The National Agency for Foods and Drugs Administration and Control (NAFDAC) have warned Nigerian citizens of the popularity of fake alcoholic drinks, especially dry gin in the nation’s markets.
NAFDAC Special Duties Director, Dr. Abubakar Jimoh made this known on Tuesday in Jos that the agency had continually advised consumers of alcoholic beverages to be at alert and wary of fake and unregistered drinks.
“Drinking alcohol is bad enough and people are always advised to take it in moderation; so, the danger associated with taking a fake drink can only be imagined,” he said.
NAFDAC has taken its campaign against fake drinks to Gombe, Plateau, Bauchi, Benue and many other states in the North and traditional and religious leader have been engaged to lead the effort, Jimoh stated.
He particularly criticized the extensive intake of dry gin (ogogoro and Goskolo) by young people and beckoned on stakeholders to join in the fight “especially since the youths are the group most affected”.
“We have found that the youths rely on such drinks to gather enough courage to commit all manners of atrocities like armed robbery, kidnapping, rape, killing and the rest.
We have, therefore, continued to intensify our campaigns and that has resulted into some states coming up with bylaws that banned some alcoholic beverages.
We have also raided production and drinking points of some of these dangerous drinks, especially in Edo and Delta States, because the drinks have damaged many livers, kidneys and other vital organs of the body.
They have also led to the gradual decline in the health status of many youths and totally destroyed their capacity to contribute to societal development,” he said.
Jimoh said that the drinks subject requires attention, especially now that government was asking Nigerians to go back to the farm in efforts to expand the county’s economy.
“Farming requires a lot of energy – which is the asset of youths.
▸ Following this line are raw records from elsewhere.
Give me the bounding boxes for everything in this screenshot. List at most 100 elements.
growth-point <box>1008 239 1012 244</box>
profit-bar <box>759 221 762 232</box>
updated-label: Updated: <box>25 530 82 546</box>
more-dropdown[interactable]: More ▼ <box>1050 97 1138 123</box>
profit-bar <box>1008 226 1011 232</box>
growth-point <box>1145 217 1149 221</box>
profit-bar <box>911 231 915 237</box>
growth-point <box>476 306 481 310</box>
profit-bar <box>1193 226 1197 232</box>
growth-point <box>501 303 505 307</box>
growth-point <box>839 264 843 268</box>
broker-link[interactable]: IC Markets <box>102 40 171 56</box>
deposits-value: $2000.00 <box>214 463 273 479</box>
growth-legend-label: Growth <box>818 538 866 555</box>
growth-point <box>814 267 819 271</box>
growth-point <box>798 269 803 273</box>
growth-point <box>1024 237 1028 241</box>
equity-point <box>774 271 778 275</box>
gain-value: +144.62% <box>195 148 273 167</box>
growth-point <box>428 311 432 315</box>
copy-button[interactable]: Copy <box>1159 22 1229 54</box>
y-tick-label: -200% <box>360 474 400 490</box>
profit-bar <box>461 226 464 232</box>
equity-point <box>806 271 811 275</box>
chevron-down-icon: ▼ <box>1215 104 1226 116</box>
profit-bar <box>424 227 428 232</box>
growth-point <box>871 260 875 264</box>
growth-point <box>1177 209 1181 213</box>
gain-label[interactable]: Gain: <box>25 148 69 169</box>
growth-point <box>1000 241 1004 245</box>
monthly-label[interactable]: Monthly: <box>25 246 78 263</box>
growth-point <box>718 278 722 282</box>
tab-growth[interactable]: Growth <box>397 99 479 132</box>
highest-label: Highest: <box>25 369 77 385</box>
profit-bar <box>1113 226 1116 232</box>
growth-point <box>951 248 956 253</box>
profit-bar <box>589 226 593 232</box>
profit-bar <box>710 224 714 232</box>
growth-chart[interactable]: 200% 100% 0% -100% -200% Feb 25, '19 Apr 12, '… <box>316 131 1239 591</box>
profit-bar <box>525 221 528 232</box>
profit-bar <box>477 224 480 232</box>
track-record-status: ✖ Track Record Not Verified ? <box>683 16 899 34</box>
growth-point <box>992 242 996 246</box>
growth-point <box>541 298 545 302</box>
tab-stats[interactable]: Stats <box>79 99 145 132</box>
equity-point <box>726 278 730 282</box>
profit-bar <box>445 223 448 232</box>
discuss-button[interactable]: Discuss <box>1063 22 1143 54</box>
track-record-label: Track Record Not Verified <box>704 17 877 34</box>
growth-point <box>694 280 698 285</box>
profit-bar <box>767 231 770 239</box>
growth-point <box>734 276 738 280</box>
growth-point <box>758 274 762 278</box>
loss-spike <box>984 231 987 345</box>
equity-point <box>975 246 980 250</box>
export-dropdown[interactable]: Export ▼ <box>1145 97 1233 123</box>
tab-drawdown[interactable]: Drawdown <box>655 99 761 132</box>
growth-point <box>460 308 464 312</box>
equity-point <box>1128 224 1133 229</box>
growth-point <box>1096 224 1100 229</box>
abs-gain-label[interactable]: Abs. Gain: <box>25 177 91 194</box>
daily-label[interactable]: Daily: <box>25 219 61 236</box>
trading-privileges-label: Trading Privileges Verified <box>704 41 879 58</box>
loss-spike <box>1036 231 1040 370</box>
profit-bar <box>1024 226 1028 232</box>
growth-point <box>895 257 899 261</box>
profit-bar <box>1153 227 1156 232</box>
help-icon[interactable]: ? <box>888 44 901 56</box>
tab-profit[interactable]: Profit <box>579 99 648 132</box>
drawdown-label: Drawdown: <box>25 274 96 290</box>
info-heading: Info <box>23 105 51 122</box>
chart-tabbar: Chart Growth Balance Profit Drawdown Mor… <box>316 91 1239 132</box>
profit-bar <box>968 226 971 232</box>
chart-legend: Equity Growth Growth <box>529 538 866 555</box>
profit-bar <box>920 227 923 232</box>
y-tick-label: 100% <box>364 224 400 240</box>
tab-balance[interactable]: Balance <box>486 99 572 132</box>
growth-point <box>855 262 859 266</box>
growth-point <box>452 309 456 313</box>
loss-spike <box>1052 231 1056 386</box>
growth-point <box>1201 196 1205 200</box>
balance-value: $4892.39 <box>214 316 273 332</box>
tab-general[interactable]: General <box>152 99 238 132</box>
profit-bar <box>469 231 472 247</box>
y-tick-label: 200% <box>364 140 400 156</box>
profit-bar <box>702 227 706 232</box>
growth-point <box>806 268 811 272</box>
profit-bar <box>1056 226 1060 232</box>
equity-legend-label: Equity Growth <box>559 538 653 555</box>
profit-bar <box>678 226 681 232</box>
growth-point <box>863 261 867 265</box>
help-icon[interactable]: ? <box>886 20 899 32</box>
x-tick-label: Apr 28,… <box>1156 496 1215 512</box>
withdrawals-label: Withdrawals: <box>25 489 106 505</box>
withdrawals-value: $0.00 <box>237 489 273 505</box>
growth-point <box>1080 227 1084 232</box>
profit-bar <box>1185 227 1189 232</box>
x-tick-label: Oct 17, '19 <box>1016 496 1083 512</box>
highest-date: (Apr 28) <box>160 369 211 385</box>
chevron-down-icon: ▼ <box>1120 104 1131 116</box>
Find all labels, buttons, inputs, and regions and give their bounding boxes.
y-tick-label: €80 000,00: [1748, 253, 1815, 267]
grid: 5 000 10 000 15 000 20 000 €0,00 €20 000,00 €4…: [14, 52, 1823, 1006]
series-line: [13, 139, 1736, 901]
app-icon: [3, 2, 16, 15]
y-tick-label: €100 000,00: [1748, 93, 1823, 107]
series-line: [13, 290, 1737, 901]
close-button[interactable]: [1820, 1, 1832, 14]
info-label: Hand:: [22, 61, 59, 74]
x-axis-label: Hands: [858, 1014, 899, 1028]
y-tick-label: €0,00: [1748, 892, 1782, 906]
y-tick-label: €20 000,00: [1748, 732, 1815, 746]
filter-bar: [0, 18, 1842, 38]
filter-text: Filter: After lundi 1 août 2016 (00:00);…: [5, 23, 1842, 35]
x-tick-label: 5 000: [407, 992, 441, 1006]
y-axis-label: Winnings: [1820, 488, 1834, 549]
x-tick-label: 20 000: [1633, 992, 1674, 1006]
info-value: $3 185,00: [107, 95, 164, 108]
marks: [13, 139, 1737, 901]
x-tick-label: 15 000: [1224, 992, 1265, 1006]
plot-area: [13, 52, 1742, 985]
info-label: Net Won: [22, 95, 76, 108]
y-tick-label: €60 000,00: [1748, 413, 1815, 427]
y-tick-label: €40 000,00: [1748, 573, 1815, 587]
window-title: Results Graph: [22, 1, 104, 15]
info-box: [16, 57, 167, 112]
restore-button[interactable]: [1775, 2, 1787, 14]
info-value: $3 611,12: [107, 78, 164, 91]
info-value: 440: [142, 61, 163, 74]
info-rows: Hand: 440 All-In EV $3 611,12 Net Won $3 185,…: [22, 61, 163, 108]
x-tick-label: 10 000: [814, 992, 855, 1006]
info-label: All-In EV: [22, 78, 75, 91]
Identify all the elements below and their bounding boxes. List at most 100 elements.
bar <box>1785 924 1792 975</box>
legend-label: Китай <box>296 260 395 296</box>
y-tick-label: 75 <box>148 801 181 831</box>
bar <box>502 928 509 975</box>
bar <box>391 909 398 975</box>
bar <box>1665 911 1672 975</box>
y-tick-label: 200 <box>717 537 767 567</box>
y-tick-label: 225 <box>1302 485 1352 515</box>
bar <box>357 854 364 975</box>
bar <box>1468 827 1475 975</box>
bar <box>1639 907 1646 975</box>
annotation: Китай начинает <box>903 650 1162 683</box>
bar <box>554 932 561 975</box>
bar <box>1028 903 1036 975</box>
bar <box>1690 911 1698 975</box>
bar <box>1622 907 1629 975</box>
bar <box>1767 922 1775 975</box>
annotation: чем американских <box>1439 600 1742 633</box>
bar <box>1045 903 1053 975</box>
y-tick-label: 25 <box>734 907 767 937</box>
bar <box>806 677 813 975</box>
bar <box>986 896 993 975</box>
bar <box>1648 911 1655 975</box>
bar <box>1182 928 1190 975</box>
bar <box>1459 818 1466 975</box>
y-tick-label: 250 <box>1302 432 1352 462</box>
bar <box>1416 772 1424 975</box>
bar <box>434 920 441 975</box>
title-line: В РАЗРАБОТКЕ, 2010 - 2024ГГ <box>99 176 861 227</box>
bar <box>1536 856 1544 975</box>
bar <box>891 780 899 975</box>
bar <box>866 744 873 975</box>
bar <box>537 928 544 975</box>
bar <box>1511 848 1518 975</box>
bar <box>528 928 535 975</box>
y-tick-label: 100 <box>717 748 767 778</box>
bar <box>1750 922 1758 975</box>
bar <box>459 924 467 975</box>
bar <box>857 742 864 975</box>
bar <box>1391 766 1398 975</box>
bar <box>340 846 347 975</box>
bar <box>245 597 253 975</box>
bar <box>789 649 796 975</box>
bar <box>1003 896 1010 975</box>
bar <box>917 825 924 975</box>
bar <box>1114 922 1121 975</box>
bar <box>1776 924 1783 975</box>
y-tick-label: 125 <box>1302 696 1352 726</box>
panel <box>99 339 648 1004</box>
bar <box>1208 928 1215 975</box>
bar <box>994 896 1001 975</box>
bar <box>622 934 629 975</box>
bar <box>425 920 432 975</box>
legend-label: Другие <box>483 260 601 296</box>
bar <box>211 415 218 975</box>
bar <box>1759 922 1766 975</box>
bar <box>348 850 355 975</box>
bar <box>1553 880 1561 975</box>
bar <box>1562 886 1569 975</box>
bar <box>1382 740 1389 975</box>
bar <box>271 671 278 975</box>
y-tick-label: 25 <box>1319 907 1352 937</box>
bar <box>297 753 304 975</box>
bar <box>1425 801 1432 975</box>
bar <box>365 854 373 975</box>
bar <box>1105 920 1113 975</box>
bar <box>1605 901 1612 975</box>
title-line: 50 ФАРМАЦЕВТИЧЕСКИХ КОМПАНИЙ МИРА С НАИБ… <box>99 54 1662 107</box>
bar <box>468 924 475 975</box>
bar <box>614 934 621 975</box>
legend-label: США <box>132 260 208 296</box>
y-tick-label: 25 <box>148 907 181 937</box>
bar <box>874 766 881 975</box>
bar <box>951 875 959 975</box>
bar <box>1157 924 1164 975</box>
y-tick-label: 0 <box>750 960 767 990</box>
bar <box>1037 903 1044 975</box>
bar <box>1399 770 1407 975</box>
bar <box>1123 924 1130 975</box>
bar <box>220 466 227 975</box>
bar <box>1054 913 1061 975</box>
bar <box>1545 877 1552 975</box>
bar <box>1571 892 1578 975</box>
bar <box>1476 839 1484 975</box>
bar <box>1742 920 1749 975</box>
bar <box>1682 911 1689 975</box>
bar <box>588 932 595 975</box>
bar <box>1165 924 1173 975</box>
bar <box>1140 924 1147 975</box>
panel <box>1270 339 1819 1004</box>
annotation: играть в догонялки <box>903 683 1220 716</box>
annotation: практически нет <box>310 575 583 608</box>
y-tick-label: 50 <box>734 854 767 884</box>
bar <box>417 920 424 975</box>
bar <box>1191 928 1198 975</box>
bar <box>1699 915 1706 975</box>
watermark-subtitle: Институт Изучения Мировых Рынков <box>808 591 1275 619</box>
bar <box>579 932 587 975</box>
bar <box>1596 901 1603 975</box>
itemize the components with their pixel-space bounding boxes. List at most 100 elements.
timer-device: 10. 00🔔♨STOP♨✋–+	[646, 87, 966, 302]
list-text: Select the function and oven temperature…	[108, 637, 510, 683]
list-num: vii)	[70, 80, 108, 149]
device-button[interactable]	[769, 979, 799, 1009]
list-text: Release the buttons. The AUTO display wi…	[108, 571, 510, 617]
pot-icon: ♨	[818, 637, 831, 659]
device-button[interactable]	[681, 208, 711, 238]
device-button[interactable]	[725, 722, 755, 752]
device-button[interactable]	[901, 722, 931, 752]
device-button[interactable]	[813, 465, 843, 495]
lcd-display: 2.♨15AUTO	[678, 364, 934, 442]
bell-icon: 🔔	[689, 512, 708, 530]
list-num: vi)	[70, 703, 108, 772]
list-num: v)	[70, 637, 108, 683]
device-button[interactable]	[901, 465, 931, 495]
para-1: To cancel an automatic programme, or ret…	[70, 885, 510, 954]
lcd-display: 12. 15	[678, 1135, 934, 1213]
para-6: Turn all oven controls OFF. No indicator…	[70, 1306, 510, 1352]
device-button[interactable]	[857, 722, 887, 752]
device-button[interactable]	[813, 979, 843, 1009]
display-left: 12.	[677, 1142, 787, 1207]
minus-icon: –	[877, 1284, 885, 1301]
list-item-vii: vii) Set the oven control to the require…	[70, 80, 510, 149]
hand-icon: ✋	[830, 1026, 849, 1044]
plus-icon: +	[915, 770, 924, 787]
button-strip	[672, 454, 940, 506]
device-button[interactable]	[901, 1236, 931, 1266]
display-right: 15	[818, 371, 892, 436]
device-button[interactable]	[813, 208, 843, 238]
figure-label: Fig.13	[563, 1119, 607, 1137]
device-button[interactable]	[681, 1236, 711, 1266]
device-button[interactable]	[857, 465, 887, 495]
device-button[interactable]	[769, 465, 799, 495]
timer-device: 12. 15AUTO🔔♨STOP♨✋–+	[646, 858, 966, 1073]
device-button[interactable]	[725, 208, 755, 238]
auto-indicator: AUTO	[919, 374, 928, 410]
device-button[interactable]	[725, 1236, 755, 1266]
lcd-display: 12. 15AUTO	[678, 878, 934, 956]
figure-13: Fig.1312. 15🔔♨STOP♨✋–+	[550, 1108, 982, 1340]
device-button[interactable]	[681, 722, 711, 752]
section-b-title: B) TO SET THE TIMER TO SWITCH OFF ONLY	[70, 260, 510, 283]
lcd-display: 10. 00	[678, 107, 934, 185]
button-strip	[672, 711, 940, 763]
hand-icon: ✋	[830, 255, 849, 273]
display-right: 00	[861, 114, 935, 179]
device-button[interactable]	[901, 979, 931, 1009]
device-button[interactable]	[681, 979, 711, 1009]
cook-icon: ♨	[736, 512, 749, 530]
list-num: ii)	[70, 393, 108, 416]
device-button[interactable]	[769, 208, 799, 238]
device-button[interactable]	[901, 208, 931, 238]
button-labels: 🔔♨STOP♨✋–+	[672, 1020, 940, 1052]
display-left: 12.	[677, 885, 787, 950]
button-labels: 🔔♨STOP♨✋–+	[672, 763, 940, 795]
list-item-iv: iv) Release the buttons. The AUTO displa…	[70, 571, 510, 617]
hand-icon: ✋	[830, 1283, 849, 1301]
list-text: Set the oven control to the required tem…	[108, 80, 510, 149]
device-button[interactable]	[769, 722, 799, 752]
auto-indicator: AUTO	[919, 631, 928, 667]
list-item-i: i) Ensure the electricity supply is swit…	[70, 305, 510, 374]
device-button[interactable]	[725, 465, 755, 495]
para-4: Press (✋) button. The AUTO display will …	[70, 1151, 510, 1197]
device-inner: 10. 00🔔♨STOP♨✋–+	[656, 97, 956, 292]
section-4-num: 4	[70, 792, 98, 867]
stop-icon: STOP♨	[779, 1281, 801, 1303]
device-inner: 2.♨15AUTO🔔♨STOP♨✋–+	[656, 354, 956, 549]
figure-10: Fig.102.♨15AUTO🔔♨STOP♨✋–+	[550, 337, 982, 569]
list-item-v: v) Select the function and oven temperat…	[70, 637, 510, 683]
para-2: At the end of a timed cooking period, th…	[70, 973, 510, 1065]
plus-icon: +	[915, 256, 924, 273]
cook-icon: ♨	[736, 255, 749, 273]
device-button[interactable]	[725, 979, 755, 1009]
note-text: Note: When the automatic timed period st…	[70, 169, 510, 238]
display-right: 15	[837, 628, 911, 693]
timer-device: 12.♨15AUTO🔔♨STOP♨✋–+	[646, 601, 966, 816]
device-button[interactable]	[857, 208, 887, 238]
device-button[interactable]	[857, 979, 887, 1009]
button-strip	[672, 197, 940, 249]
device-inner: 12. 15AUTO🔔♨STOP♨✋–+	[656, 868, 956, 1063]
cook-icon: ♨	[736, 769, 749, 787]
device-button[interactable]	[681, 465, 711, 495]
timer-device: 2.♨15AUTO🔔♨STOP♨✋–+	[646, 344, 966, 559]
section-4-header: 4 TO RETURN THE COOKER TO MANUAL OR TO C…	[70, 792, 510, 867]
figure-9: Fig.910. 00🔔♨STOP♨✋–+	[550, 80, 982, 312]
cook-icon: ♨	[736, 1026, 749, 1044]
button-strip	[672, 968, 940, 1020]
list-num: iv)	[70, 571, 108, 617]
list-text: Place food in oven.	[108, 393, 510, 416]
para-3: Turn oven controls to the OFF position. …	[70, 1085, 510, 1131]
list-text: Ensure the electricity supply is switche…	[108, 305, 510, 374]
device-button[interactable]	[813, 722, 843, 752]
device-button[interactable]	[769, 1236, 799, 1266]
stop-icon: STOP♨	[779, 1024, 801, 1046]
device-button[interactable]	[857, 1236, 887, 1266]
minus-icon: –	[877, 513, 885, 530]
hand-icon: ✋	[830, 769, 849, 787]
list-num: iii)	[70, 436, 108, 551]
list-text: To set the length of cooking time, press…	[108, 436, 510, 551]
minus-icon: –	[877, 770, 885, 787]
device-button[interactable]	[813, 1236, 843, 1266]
The drinks destroy that energy, hence the need to rid society of them,” he said.
Speaking further, the NAFDAC official said that it was usually hard to differentiate between the fake and genuine drinks because
“many producers usually gather empty bottles with NAFDAC-approved badges and pour the fake contents into them”. “Our advice is that the consumers must always be on the watch-out,” he said.
Jimoh who alleged that most governors had always paid lip service to the campaign against fake drugs and drinks called for more proactive steps from governors to safeguard members of the public.
He expressed satisfaction over the agency’s achievements in its war against fake drinks and drugs.
“The prevalence rate used to be 16.7%, now we have battled it down to 3.4% and shall never relent in the war,” he added.